Nvidia will pay $5.5 million as part of a settlement with the SEC that it did not properly inform investors about how cryptocurrency miners were stoking demand for its graphics cards.
Nvidia failed to disclose how cryptocurrency mining drove growth in the second and third fiscal quarters of 2018, which took place in 2017, the SEC said in a filing.
Nvidia was aware that cryptocurrency mining was driving part of its business, according to the SEC filing.
The company’s sales staff in China at the time believed the increase in demand for gaming GPUs was because of miners, and Nvidia’s senior management wanted to go after the crypto mining market, according to the SEC filing
But cryptocurrency may have ended up being a distraction for Nvidia as demand grew for its graphics cards for their intended uses, gaming and artificial intelligence.
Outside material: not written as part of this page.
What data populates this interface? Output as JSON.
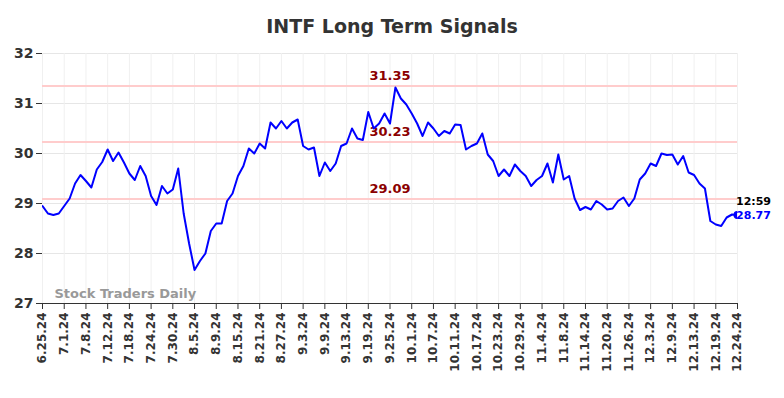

In 2021, Nvidia released new cards intended for mining called Cryptocurrency Mining Processor, and added software to its graphics cards to prevent them from being used for mining. Nvidia’s graphics cards were in extremely short supply in 2020 and 2021 as gaming demand driven by the pandemic prompted users to upgrade their home gaming PCs.
However, CMP sales have declined sharply since their introduction. In the most recent quarter, CMP revenue was only $24 million, down from $266 million in the August 2021 quarter.
“Our GPUs are capable of cryptocurrency mining, though we have limited visibility into how much this impacts our overall GPU demand,” Nvidia CFO Colette Kress said in earnings commentary in February.